The petition has been distributed for the conference on January 17, 2019.

Reply Brief, Graf v. Koh, No. 19-624 (Dec. 23, 2019), available at the Supreme Court and Westlaw.

CACI Premier Technology, Inc. v. Al Shimari

Finally, multiple briefs were filed in CACI Premier Technology, Inc. v. Al Shimari. The case asks if denials of derivative sovereign immunity are immediately appealable. DRI and Kellogg Brown & Root Services, Inc. each filed amicus briefs in support of the petition, and the plaintiffs filed their opposition brief.

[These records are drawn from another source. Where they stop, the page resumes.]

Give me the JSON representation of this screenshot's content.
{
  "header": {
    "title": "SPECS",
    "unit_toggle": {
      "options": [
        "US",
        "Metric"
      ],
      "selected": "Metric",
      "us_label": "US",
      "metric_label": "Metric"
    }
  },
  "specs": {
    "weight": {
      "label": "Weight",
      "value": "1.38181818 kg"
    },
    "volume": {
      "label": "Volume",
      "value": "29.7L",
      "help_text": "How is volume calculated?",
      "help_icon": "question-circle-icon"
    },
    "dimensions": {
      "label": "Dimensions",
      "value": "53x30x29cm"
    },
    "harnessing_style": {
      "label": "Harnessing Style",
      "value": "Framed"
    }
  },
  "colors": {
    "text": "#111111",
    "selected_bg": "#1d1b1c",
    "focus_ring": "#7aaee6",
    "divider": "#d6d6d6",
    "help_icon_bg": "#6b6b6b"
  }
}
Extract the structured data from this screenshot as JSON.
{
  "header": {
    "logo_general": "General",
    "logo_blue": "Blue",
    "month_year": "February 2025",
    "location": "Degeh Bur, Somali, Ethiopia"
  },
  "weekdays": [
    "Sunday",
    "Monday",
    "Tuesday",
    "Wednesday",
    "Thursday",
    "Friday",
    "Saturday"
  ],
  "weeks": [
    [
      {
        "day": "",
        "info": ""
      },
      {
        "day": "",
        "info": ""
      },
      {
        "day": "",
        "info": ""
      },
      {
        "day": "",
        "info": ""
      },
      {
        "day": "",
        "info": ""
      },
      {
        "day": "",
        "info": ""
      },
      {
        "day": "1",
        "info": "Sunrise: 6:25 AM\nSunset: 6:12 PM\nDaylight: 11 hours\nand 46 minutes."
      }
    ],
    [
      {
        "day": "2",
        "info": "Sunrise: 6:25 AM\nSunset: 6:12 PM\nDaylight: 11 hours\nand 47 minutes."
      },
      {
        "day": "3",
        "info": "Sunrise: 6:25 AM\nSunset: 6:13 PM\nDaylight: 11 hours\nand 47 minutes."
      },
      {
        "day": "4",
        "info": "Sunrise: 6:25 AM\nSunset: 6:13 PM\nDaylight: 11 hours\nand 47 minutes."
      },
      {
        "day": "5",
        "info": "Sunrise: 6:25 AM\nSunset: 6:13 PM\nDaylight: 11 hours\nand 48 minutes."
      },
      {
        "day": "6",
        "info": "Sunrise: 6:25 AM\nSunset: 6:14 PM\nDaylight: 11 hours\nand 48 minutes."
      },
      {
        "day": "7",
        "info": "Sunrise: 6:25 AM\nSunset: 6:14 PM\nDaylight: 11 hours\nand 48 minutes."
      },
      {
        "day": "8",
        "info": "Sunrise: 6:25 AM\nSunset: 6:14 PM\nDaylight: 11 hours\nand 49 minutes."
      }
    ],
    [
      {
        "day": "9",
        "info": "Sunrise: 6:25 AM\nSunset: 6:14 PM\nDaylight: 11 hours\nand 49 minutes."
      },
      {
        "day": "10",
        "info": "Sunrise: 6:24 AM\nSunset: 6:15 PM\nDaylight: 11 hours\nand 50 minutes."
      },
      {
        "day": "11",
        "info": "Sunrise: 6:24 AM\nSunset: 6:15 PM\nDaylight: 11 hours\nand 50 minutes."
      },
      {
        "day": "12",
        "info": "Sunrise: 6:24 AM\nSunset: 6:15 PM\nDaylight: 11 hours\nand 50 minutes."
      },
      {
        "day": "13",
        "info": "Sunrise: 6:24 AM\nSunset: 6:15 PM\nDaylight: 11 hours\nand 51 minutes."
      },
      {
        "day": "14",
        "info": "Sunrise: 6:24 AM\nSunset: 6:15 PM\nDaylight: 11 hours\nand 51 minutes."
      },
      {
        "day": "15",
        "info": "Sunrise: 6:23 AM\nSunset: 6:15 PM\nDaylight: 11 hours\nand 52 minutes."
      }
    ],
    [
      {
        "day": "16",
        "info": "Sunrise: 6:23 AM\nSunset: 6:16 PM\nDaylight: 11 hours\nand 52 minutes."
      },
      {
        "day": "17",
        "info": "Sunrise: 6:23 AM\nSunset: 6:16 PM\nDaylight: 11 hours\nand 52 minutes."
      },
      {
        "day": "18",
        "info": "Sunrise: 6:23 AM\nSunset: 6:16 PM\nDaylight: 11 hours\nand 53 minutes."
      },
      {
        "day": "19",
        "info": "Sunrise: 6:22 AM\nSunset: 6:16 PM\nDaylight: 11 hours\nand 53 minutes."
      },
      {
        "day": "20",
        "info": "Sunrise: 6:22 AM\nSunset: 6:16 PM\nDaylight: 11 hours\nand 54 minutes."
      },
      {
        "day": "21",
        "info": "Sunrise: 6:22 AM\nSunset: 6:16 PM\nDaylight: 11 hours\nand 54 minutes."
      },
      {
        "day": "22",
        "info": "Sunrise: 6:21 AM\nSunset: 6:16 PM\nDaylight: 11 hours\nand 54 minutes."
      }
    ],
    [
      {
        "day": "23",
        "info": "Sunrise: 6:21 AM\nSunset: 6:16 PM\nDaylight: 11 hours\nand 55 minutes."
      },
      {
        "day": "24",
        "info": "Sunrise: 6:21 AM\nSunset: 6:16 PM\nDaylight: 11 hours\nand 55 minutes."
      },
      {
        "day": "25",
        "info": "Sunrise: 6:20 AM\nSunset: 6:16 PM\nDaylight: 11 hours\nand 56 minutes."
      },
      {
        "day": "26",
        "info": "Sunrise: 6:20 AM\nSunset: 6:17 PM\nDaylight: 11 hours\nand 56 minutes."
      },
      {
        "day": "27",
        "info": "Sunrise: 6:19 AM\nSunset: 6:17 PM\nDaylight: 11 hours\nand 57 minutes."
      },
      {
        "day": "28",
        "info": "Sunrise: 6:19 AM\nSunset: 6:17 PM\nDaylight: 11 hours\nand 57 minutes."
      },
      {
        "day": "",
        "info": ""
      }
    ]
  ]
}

The case is not yet scheduled for conference.

Brief in Opposition, CACI Premier Technology, Inc. v. Al Shimari, No. 19-648 (Dec. 19, 2019), available at the Supreme Court and Westlaw.

Brief of DRI-the Voice of the Defense Bar as Amicus Curiae in Support of Petitioner, CACI Premier Technology, Inc. v. Al Shimari, No. 19-648 (Dec. 17, 2019), available at the Supreme Court and Westlaw.

Brief of Amicus Curiae Kellogg Brown & Root Services, Inc. in Support Of Petitioner, CACI Premier Technology, Inc. v. Al Shimari, No. 19-648 (Dec. 17, 2019), available at the Supreme Court and Westlaw.